The blades in compressors and turbines are subject to particularly high levels of stress and strain. The job of the blades is to convert fluid energy into mechanical energy. They ensure that aircraft engines generate the required thrust and that power plant generators produce sufficient electricity.

Repairing damaged components makes sound financial sense. The drawback with repair is that the processes involved are very complicated and elaborate. The individual work steps cannot be easily integrated into largely automated series manufacturing. Specialists process the workpieces by hand or with specially adapted machine tools. Depending on its size, it can take anything from a few hours to several days before a single blade is repaired. Or to give another example: on account of the strict quality assurance requirements in the aviation industry, it can often take two to three weeks before an individual rotating engine component can return to action.
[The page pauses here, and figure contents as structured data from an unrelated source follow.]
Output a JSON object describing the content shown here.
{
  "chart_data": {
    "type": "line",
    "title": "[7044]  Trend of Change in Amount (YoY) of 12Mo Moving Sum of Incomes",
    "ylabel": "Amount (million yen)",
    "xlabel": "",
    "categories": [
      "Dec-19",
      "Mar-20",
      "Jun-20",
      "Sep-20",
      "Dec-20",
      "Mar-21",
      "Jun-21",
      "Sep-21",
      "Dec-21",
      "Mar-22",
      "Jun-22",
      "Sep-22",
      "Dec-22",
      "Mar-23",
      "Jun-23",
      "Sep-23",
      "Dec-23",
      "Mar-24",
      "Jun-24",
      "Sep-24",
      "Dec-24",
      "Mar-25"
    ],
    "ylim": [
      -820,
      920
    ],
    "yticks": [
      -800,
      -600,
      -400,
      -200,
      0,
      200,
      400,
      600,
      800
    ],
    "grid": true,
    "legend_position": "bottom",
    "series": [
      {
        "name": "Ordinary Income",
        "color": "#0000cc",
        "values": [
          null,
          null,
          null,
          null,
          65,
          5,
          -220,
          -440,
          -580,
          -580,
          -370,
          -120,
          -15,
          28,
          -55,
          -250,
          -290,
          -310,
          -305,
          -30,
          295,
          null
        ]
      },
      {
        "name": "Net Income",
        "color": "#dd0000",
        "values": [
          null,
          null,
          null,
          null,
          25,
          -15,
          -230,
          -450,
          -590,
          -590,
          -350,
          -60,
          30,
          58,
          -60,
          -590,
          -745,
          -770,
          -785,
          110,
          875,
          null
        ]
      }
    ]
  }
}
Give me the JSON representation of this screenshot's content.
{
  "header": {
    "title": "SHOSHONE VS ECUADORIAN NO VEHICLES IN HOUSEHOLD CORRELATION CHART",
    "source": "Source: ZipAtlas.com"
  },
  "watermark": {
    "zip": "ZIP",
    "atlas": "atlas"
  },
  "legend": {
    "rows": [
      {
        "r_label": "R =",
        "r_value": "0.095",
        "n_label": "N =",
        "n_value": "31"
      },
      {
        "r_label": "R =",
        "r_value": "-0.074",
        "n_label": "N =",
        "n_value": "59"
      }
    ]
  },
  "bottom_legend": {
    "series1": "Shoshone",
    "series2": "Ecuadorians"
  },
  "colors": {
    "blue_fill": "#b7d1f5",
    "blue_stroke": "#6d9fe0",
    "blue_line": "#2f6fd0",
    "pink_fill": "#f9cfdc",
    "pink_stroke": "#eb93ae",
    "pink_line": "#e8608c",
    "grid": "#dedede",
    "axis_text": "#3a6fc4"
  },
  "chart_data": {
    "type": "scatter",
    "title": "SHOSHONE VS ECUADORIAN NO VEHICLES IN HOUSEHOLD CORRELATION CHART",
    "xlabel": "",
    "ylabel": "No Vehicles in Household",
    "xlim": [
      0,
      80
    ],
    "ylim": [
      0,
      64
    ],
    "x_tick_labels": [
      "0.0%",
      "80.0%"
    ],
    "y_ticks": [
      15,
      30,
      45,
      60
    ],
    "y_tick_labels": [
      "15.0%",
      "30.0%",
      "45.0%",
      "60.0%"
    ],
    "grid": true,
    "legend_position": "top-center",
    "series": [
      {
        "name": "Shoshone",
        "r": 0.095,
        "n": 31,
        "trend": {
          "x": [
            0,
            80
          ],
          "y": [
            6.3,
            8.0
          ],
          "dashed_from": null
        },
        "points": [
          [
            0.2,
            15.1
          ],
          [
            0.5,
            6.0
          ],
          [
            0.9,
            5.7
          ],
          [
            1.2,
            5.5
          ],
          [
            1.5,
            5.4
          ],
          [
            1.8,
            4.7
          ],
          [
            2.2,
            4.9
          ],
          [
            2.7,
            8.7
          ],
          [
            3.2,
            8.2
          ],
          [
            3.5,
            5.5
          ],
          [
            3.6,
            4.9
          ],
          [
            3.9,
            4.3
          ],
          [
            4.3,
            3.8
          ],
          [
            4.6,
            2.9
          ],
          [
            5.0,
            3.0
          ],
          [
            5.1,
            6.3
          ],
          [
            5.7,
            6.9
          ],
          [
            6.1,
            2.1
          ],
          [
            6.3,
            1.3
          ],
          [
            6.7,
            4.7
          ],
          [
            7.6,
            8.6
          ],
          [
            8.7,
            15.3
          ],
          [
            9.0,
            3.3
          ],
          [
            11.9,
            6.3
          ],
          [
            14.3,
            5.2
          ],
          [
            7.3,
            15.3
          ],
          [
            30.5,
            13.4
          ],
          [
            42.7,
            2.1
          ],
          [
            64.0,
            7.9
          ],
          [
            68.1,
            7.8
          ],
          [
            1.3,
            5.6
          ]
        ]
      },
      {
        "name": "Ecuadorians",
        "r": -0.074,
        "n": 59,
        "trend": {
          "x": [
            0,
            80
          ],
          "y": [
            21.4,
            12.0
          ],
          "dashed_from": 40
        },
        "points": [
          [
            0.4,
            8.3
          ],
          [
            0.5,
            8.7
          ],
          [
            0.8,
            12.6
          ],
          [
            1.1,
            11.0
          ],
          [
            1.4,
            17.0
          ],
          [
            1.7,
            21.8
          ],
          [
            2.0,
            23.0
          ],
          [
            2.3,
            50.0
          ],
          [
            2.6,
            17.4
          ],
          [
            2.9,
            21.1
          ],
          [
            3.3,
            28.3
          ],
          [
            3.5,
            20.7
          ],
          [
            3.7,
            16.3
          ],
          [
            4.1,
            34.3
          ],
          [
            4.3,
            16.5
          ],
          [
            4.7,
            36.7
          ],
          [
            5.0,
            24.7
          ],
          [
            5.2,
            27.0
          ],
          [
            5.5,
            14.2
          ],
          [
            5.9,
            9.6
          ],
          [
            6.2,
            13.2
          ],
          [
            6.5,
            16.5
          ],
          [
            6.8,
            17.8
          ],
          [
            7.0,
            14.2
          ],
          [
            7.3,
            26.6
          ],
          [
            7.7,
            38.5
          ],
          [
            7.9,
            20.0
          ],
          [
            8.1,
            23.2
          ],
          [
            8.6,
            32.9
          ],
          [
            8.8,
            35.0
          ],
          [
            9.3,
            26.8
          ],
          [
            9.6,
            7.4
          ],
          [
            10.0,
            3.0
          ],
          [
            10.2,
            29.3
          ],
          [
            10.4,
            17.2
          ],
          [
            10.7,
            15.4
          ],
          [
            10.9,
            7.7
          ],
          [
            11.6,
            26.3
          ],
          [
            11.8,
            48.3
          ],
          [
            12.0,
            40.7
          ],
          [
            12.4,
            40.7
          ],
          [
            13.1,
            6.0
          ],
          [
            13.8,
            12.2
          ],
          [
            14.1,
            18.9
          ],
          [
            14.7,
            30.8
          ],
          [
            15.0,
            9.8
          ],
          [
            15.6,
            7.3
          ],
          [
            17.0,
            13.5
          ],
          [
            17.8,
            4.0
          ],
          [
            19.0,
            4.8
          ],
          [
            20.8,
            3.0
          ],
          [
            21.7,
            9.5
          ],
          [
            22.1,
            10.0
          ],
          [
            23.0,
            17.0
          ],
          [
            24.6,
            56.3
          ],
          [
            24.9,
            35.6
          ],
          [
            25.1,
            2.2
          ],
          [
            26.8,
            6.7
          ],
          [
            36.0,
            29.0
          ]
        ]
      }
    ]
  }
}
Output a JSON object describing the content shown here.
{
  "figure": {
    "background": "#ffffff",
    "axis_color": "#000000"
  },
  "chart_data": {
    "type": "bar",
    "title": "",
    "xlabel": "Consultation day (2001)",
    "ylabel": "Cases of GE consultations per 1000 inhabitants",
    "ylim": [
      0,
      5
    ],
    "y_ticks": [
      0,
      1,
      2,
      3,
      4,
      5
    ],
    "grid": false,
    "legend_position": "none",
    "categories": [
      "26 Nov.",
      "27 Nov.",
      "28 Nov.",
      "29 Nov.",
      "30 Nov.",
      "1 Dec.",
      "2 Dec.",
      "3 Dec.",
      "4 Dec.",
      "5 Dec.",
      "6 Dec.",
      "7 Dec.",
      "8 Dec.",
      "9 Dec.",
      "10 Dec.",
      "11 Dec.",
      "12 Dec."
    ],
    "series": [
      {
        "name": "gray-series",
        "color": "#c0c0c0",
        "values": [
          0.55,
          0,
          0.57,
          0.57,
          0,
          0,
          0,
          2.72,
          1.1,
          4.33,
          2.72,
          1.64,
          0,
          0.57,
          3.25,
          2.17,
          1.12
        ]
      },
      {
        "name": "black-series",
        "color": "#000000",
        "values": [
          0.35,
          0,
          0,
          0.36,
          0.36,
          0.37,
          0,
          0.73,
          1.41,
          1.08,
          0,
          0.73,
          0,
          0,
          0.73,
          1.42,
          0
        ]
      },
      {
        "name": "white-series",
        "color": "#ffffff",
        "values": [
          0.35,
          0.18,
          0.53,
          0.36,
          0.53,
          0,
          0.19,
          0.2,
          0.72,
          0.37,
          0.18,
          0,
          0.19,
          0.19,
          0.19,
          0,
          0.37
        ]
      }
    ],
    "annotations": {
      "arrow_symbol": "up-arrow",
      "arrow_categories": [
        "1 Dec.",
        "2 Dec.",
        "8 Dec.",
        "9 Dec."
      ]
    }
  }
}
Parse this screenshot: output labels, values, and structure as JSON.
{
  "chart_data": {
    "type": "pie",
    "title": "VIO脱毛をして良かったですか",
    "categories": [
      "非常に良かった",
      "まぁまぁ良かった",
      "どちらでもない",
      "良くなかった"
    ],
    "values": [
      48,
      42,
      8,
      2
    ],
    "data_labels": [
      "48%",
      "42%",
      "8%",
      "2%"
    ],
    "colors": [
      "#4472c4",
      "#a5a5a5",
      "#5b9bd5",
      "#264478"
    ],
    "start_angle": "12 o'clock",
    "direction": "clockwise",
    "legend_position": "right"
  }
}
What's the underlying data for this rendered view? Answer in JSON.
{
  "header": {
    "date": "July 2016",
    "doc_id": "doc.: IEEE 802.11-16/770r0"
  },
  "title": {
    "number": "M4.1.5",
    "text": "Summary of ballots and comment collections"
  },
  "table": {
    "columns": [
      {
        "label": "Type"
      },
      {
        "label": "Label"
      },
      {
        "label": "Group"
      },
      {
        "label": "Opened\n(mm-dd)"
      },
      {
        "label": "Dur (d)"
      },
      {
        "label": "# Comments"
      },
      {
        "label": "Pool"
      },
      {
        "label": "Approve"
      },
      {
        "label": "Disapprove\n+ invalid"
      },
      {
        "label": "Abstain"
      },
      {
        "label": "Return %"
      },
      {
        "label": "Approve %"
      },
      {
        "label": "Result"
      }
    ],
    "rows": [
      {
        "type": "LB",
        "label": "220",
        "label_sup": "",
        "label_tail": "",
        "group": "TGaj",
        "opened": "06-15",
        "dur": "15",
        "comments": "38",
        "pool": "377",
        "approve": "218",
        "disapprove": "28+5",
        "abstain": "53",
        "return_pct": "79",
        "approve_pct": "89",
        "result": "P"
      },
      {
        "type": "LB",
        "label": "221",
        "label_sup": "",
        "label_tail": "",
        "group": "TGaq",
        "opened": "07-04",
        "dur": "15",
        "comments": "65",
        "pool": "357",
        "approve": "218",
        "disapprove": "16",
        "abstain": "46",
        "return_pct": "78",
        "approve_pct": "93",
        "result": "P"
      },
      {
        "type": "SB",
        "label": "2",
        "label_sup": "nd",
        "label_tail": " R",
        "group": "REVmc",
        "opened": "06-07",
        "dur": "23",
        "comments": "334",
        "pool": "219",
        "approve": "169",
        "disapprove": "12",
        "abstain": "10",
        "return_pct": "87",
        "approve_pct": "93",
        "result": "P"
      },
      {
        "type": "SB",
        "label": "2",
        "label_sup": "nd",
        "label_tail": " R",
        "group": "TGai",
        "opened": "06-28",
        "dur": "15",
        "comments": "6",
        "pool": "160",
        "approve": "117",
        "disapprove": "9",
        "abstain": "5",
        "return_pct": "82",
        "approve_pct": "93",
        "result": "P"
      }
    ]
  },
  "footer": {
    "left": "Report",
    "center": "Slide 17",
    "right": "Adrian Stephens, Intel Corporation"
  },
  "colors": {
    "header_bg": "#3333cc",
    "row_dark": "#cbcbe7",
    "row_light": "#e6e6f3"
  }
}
The Fraunhofer Institute is developing an automated, robot assisted technique. Lending the researchers support were specialists from turbomachinery manufacturers such as MAN, MTU, Rolls-Royce, and Siemens. Together with further partners from business and research, the team not only managed to make individual process steps suitable for automation, they also developed a technique whereby a robot passes through several repair stations inside a single production cell. What is special about this technique is that the robot holds on to the component at all times and moves around to the individual stations in turn, which are arranged around it in an area of about 15 square meters. It cleans the component, measures its geometry, locates the faults, and carries out machining repairs.